Lettera aperta del direttore

Quest’anno, il 2020, rappresentava per noi un anno di fondamentale importanza: i 30 anni di esistenza del museo – i 100 anni dalla nascita del fondatore Gottfried Matthaes e l’anno in cui doveva essere costituita la Fondazione dedicata alla lotta al falso nell’arte.
Mai avrei pensato, anche solo fino a fine di questo febbraio, che quest’anno sarebbe invece stato l’anno della chiusura forzata!
Dal 1990, anno della sua apertura, il Museo d’Arte e Scienza è cresciuto, si è ampliato e aggiornato, sempre e soltanto con le proprie forze! Non una lira allora, non un euro oggi ci è stato dato dallo stato o dalle istituzioni. Ne andavamo fieri: essere indipendenti economicamente significa poter contare su una grande libertà decisionale che ci ha permesso di diventare non solo un museo affascinante con splendide collezioni bensì anche un laboratorio culturale; si poteva dare la priorità all’iniziativa che credevamo la più bella e interessante o la più giusta oppure la più originale.
E cosa dire del laboratorio scientifico! Nato per aiutare l’appassionato d’arte nell’arduo compito di identificare il falso! Questa la sua Missione!
Strumenti scientifici all’avanguardia, esperienza decennale, continua ricerca. L’essere indipendente dal mercato e sorretti dalla missione ha fatto sì che il laboratorio per il riconoscimento dell’autenticità fosse uno dei più stimati e riconosciuti, sempre più, anche a livello internazionale. L’unico difetto: prezzi delle analisi troppo bassi! Incomprensibili per molti, soprattutto per tutti coloro che non condividevano la nostra lotta.
Molti non hanno compreso lo sforzo che la nostra famiglia ha fatto per realizzare questa realtà: non abbiamo una grande azienda di moda o una multinazionale o una grossa banca alle spalle che ci permette di dedicare una parte del fatturato a iniziative culturali – detraibili dalle tasse. Purtroppo no.

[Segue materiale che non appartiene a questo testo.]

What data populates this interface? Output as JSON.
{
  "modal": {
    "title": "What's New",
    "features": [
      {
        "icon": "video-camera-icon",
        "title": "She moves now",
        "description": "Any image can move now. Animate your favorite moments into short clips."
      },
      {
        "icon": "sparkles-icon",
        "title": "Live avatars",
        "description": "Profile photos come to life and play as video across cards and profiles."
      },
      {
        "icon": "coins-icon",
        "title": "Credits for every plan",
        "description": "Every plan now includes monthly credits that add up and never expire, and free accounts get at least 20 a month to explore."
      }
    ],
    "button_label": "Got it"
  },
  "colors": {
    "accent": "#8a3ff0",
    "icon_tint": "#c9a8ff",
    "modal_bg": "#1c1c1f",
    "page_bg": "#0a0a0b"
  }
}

La propensione al duro lavoro unito al genio che contraddistingueva la figura di mio padre gli ha permesso di poter ottenere successo; l’amore verso l’arte e la possibilità di viaggiare gli ha consentito di formare collezioni affascinanti ed ecclettiche; la perseveranza nel perseguimento della giustizia e della verità lo ha spinto ad opporsi al dilagare del falso nel mondo dell’arte. Queste le basi che hanno permesso la nascita del museo.

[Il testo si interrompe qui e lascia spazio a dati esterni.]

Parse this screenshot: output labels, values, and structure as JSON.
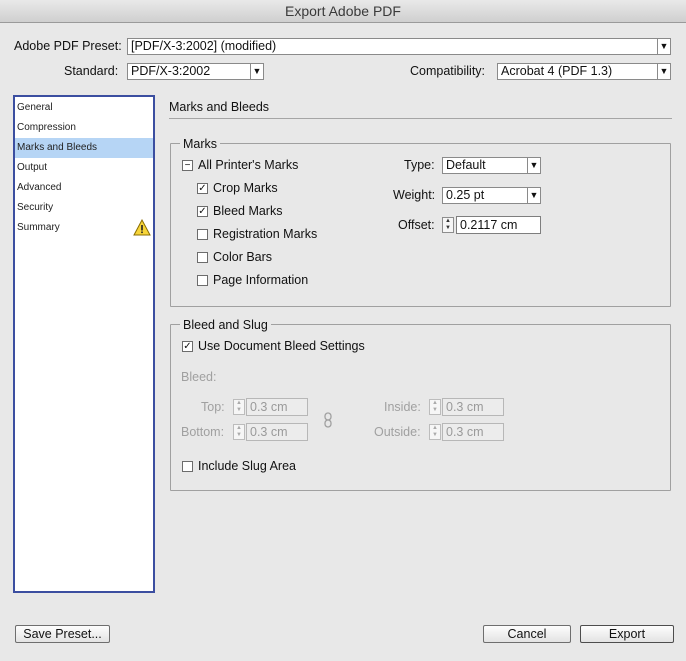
{
  "window": {
    "title": "Export Adobe PDF"
  },
  "header": {
    "preset_label": "Adobe PDF Preset:",
    "preset_value": "[PDF/X-3:2002] (modified)",
    "standard_label": "Standard:",
    "standard_value": "PDF/X-3:2002",
    "compatibility_label": "Compatibility:",
    "compatibility_value": "Acrobat 4 (PDF 1.3)"
  },
  "sidebar": {
    "items": [
      {
        "label": "General"
      },
      {
        "label": "Compression"
      },
      {
        "label": "Marks and Bleeds",
        "selected": true
      },
      {
        "label": "Output"
      },
      {
        "label": "Advanced"
      },
      {
        "label": "Security"
      },
      {
        "label": "Summary",
        "icon": "warning-icon"
      }
    ]
  },
  "panel": {
    "title": "Marks and Bleeds",
    "marks": {
      "group_label": "Marks",
      "all_printers_marks": {
        "label": "All Printer's Marks",
        "state": "mixed"
      },
      "crop_marks": {
        "label": "Crop Marks",
        "checked": true
      },
      "bleed_marks": {
        "label": "Bleed Marks",
        "checked": true
      },
      "registration_marks": {
        "label": "Registration Marks",
        "checked": false
      },
      "color_bars": {
        "label": "Color Bars",
        "checked": false
      },
      "page_information": {
        "label": "Page Information",
        "checked": false
      },
      "type_label": "Type:",
      "type_value": "Default",
      "weight_label": "Weight:",
      "weight_value": "0.25 pt",
      "offset_label": "Offset:",
      "offset_value": "0.2117 cm"
    },
    "bleed": {
      "group_label": "Bleed and Slug",
      "use_doc_bleed": {
        "label": "Use Document Bleed Settings",
        "checked": true
      },
      "bleed_label": "Bleed:",
      "top_label": "Top:",
      "top_value": "0.3 cm",
      "bottom_label": "Bottom:",
      "bottom_value": "0.3 cm",
      "inside_label": "Inside:",
      "inside_value": "0.3 cm",
      "outside_label": "Outside:",
      "outside_value": "0.3 cm",
      "include_slug": {
        "label": "Include Slug Area",
        "checked": false
      }
    }
  },
  "footer": {
    "save_preset": "Save Preset...",
    "cancel": "Cancel",
    "export": "Export"
  }
}
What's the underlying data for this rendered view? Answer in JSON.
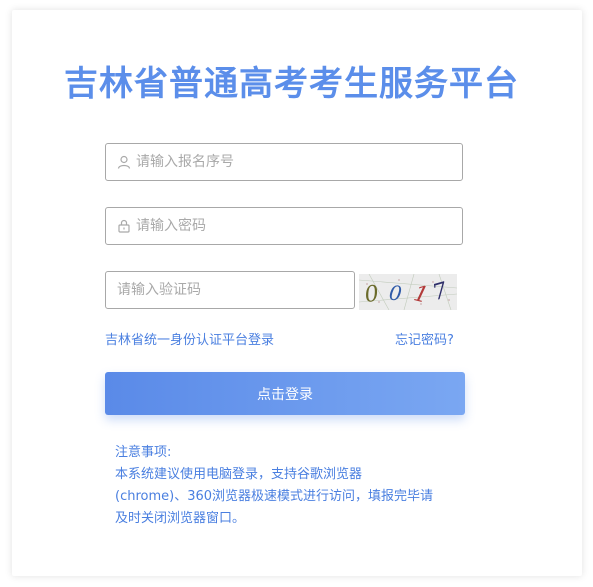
{
  "title": "吉林省普通高考考生服务平台",
  "form": {
    "username_placeholder": "请输入报名序号",
    "username_value": "",
    "password_placeholder": "请输入密码",
    "password_value": "",
    "captcha_placeholder": "请输入验证码",
    "captcha_value": "",
    "captcha_image_text": "0 0 1 7"
  },
  "links": {
    "sso_login": "吉林省统一身份认证平台登录",
    "forgot_password": "忘记密码?"
  },
  "buttons": {
    "login": "点击登录"
  },
  "notice": {
    "heading": "注意事项:",
    "line1": "本系统建议使用电脑登录，支持谷歌浏览器",
    "line2": "(chrome)、360浏览器极速模式进行访问，填报完毕请",
    "line3": "及时关闭浏览器窗口。"
  },
  "icons": {
    "username": "user-icon",
    "password": "lock-icon"
  },
  "colors": {
    "accent": "#5b8eea",
    "link": "#4a7fe0",
    "button_start": "#5a8ae8",
    "button_end": "#7aa7f2"
  }
}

Per il suo sostentamento una giusta quantità di risorse economiche, non da usare man mano, bensì da investire con accortezza affinché si potessero usare solo i frutti degli investimenti finanziari. Una quantità giusta non certo esagerata che ci doveva bastare per andare avanti e per crescere.
Questo virus, e le conseguenze che ha portato con sé, non solo sta impedendo la possibilità di svolgere le consuete attività del museo, comprese quelle accessorie che maggiormente ci sostengono, ha deteriorato purtroppo anche quelle riserve che ci permettevano la sopravvivenza.
Siamo finiti nelle sue fauci che ci stanno stritolando.
Ma la nostra mano e il nostro cuore non apparterranno mai al leone ma al Padre della giustizia, della pace e dell’amore, amore in tutte le sue accezioni compresa quella verso il bello e verso l’arte.